日時:2023年8月5日(土)14時~17時 
場所:東京大学駒場キャンパス18号館4階
共催:科研費基盤研究(C)「東アジアのトランスナショナルなネットワークと在日コリアンの映画運動の社会史」、科研費若手研究「冷戦下東アジアにおける〈ポスト帝国〉の越境的映画人ネットワーク」

*会場の18号館が施錠されているため、事前申込要です。

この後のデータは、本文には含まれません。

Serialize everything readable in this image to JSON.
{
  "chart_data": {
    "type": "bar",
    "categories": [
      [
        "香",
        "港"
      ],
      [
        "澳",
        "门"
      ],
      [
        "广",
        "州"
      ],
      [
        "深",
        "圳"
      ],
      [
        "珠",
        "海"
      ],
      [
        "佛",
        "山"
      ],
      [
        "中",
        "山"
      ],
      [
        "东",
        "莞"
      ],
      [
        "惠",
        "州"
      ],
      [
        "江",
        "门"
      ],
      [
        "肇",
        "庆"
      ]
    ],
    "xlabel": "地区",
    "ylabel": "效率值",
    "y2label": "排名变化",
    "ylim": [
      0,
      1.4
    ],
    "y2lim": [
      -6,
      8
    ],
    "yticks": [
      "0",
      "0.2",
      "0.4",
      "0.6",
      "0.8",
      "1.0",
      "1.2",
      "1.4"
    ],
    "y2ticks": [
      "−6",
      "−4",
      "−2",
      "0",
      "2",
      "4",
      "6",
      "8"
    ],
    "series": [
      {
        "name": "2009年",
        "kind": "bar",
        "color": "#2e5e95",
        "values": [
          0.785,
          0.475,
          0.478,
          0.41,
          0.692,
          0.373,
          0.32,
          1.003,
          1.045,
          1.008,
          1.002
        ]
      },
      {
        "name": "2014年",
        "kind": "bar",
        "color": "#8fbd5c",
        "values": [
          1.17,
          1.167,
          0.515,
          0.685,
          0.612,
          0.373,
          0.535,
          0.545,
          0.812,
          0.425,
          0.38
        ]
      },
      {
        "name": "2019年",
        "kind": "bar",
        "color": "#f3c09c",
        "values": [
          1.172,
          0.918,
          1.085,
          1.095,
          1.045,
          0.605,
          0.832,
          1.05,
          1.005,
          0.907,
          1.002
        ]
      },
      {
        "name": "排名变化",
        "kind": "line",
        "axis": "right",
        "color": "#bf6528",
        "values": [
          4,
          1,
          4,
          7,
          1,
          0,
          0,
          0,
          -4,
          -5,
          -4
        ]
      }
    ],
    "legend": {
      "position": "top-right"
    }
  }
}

参加希望者は7月31日までに下記よりお申し込みください。
https://docs.google.com/forms/d/e/1FAIpQLScvGCJihWqtkHDIYbscbjXgkGIOFAugV2CraCvFgd4GkPynvg/viewform?usp=pp_url

プログラム:
第一部:14:00-15:30
【帝国日本を生きた朝鮮映画】 
梁仁實(岩手大学准教授)
要旨: 帝国日本において朝鮮映画はどのような位置付けになっていたのか。そして、映画館の経営者と映画を観に映画館に集まった人々、映画を作る人々はどのような思いでいたのか。本書は今までの植民地/非植民地、支配/被支配、観る/観られる、などの固定的な二項対立の図式から離れ、資本主義の申し子である映画製作や興行の立場から朝鮮映画を捉えるもう一つの視点を提示しようとしたものである。また、在日朝鮮人たちがいかに、より主体的で能動的な姿で映画に「参画」していたのか、についても考える。

コメンテーター:丁智恵(東京工芸大学准教授)

(休憩:15:30-16:00)

第二部:16:00-17:00
【朝鮮映画から韓国映画へ:ローカリティ、メロドラマ、観客──梁仁實『朝鮮映画の時代 : 帝国日本が創造した植民地表象』に触発されて】
韓瑩(東京大学大学院総合文化研究科博士課程)
要旨: 植民地時代の朝鮮映画と戦後の韓国映画の間にはどのような関連性や連続性があるのか。梁仁實の著書『朝鮮映画の時代: 帝国日本が創造した植民地表象』に触発され、ローカリティ、メロドラマ、観客の観点で朝鮮映画から韓国映画への移行について考察する。具体的には、植民地時代の朝鮮映画や朝鮮劇が追求した「朝鮮らしさ」と、新興国家である「大韓民国」のアイデンティティの表出をめぐり、韓国映画が目指した「韓国らしさ」との関係性を探る。また、植民地時代の朝鮮映画と繰り返して翻案された『春香伝』、そして戦後韓国の新派映画に共通するメロドラマ的な要素を検討し、これらのつながりを見出す。最後に、植民地時代の在日朝鮮人や在朝日本人の映画経験と、1950から1960年代の韓国において「ゴム靴」とないがしろにされた女性観客の映画経験を比較し、その変遷について考える。

皆様のご参加をお待ちしております。